So Autumn has arrived at last … and after another wonderful Summer of quilling-related events, it’s time for me to settle down to some quiet productivity once again. Over the next three months, I plan to finish work on my book – a comprehensive, practical guide to quilling techniques which I have been commissioned by a publisher to write. If everything goes according to plan, the book should be printed and available for purchase in the closing months of 2019. It’s an exciting prospect. So, too, is the opportunity that has recently arisen for me to market my quilled jewellery through a high-profile contemporary jewellery gallery. Both these activities look set to shape the path my life will take in the months to come.
If you follow my blog, you may recall that back in the Summer I was ‘adopted’ as an artist by the Polkadot Gallery in Taunton, Somerset, as part of this year’s Taunton Live Arts Festival. This amazing opportunity allowed me to showcase a specially-created collection of quilled and paper bead jewellery in the gallery’s shop window throughout the month of July, and during that period I was successful in achieving several sales. At the end of the month, I was delighted to be invited by the gallery owner to leave my remaining pieces there so that they could officially be taken into stock! Not only that, I was asked to make more and also to supply further items to Polkadot’s main gallery in Exeter, Devon.

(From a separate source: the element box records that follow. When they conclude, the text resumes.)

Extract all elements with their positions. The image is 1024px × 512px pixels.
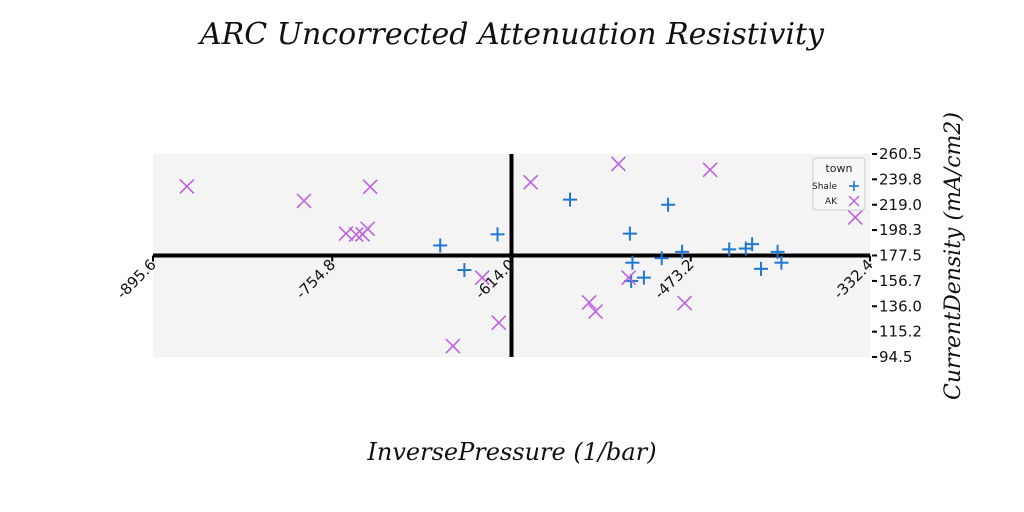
x-point <box>702 162 718 178</box>
plus-point <box>754 261 769 276</box>
y-tick-label: 94.5 <box>879 348 912 366</box>
plus-point <box>774 255 789 270</box>
plus-point <box>622 226 637 241</box>
y-tick-label: 136.0 <box>879 297 922 315</box>
x-point <box>348 227 364 243</box>
plus-point <box>490 227 505 242</box>
x-point <box>621 270 637 286</box>
x-point <box>677 295 693 311</box>
data-marks <box>179 156 863 354</box>
y-tick-label: 260.5 <box>879 145 922 163</box>
plus-point <box>745 237 760 252</box>
plus-point <box>770 244 785 259</box>
plus-point <box>661 197 676 212</box>
y-tick-label: 115.2 <box>879 323 922 341</box>
x-point <box>581 294 597 311</box>
chart-title: ARC Uncorrected Attenuation Resistivity <box>197 17 825 52</box>
x-point <box>523 174 539 190</box>
x-point <box>360 221 376 237</box>
x-point <box>610 156 627 172</box>
y-tick-label: 239.8 <box>879 170 922 188</box>
legend-title: town <box>825 162 852 175</box>
x-point <box>179 178 195 194</box>
legend-entry-label: Shale <box>812 182 837 192</box>
plus-point <box>722 242 737 257</box>
y-tick-label: 177.5 <box>879 247 922 265</box>
plus-point <box>636 270 651 285</box>
plus-point <box>433 238 448 253</box>
legend-box <box>812 157 866 211</box>
x-point <box>847 209 863 226</box>
y-axis-label: CurrentDensity (mA/cm2) <box>941 112 966 400</box>
y-tick-label: 198.3 <box>879 221 922 239</box>
legend-x-marker <box>848 195 860 207</box>
x-point <box>296 193 312 209</box>
legend-plus-marker <box>849 181 859 191</box>
x-point <box>587 303 604 320</box>
x-point <box>491 315 507 331</box>
plus-point <box>563 192 578 207</box>
plus-point <box>457 263 472 278</box>
x-tick-label: -895.6 <box>113 256 160 303</box>
plus-point <box>675 244 690 259</box>
y-tick-label: 156.7 <box>879 272 922 290</box>
y-tick-label: 219.0 <box>879 196 922 214</box>
x-point <box>362 179 378 195</box>
x-point <box>445 338 461 354</box>
legend-entry-label: AK <box>825 197 838 207</box>
plus-point <box>625 255 640 270</box>
legend: town Shale AK <box>812 157 866 211</box>
x-axis-label: InversePressure (1/bar) <box>366 438 656 466</box>
plus-point <box>654 251 669 266</box>
x-point <box>474 270 490 286</box>
y-ticks: 260.5 239.8 219.0 198.3 177.5 156.7 136.0 115.2… <box>872 145 922 366</box>
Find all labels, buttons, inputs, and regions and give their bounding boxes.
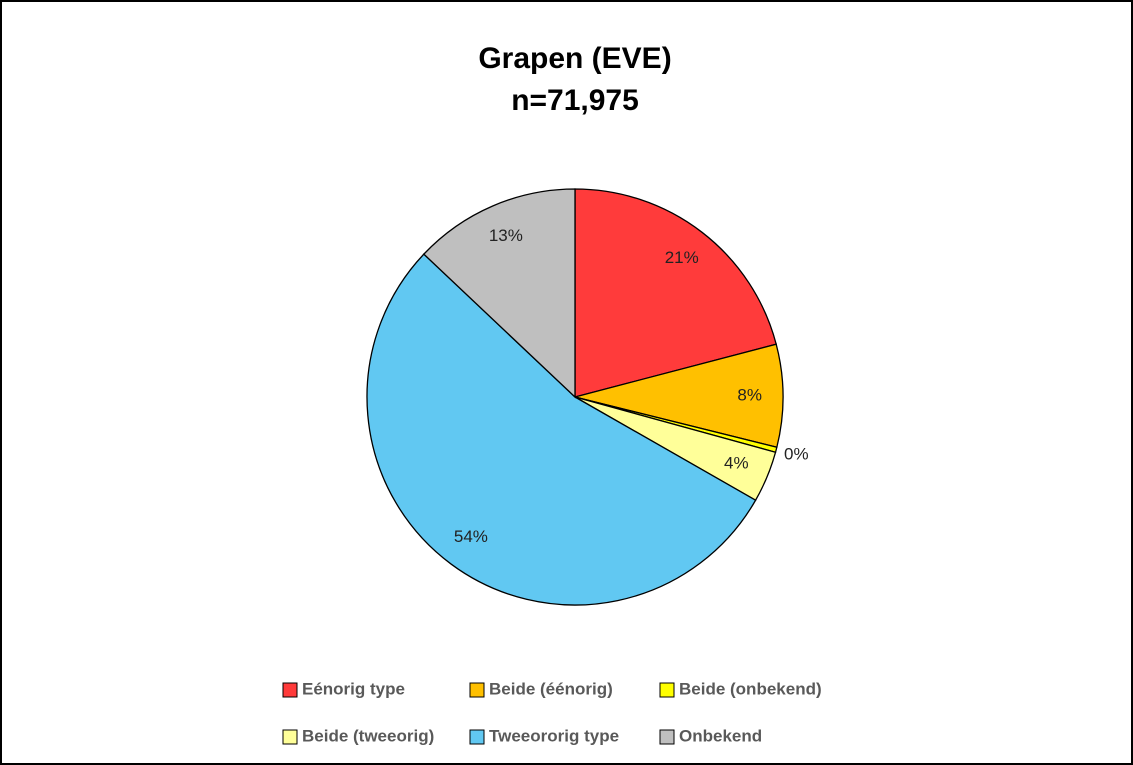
legend-swatch bbox=[659, 682, 675, 698]
pie-slice bbox=[422, 188, 576, 399]
legend-label: Tweeororig type bbox=[489, 726, 619, 745]
legend-label: Onbekend bbox=[679, 726, 762, 745]
data-label: 0% bbox=[784, 445, 809, 464]
pie-slice bbox=[574, 188, 777, 398]
legend-swatch bbox=[659, 729, 675, 745]
data-label: 54% bbox=[454, 527, 488, 546]
legend-label: Beide (onbekend) bbox=[679, 679, 822, 698]
legend-swatch bbox=[282, 682, 298, 698]
legend-label: Beide (éénorig) bbox=[489, 679, 613, 698]
chart-title: Grapen (EVE) bbox=[478, 42, 671, 75]
pie-slice bbox=[574, 343, 784, 449]
data-label: 21% bbox=[665, 248, 699, 267]
pie-slice bbox=[366, 253, 757, 606]
legend-swatch bbox=[469, 729, 485, 745]
data-label: 4% bbox=[724, 454, 749, 473]
data-label: 13% bbox=[489, 226, 523, 245]
legend-swatch bbox=[469, 682, 485, 698]
legend-label: Beide (tweeorig) bbox=[302, 726, 434, 745]
chart-subtitle: n=71,975 bbox=[511, 84, 639, 117]
legend-swatch bbox=[282, 729, 298, 745]
data-label: 8% bbox=[737, 385, 762, 404]
legend-label: Eénorig type bbox=[302, 679, 405, 698]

One of the great benefits of working with the Polkadot team is the guidance they have given me in terms of developing jewellery styles which reflect current trends and are therefore most likely to sell. In particular, they have encouraged me to focus on developing cone-shaped beads which incorporate spiralling text within the design, alongside an unusual range of quilled solid coil and ring coil pieces which make innovative use of colour and metallic finishes. Sterling Silver chains and fittings also play an important part.

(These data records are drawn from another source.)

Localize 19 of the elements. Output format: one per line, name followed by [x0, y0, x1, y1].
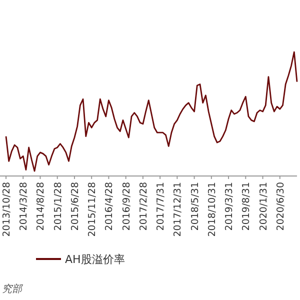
- x-tick-label: 2017/7/31: [156, 182, 167, 231]
- text: 究部: [2, 283, 24, 295]
- x-tick-label: 2015/11/28: [87, 182, 98, 237]
- legend-label: AH股溢价率: [65, 253, 125, 266]
- x-tick-label: 2017/12/31: [172, 182, 184, 237]
- x-tick-label: 2018/5/31: [190, 182, 201, 231]
- x-tick-label: 2019/3/31: [224, 182, 236, 231]
- x-tick-label: 2016/4/28: [104, 182, 116, 231]
- x-tick-label: 2015/1/28: [52, 182, 64, 231]
- x-tick-label: 2019/8/31: [241, 182, 252, 231]
- x-tick-label: 2014/3/28: [18, 182, 30, 231]
- x-tick-label: 2015/6/28: [70, 182, 81, 231]
- x-tick-label: 2020/1/31: [258, 182, 270, 231]
- x-tick-label: 2014/8/28: [36, 182, 47, 231]
- x-tick-label: 2018/10/31: [206, 182, 218, 237]
- x-tick-label: 2020/6/30: [275, 182, 286, 231]
- x-tick-label: 2013/10/28: [2, 182, 12, 237]
- x-tick-label: 2016/9/28: [121, 182, 132, 231]
- x-tick-label: 2017/2/28: [138, 182, 150, 231]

My cabinet at Polkadot’s Taunton gallery now contains the fruits of this collaboration, and I will be delivering further newly-developed stock to Exeter during October.
Development of the conical beads has involved me in a great deal of experimentation, as it certainly is not easy to get text correctly distributed and spaced when you roll and expand the paper being used. Trial and error played a big role in the special promotional beads that Polkadot asked me to try and produce, but the successful result of this work can now be seen in the earrings pictured at the top of this post. I am particularly proud of them!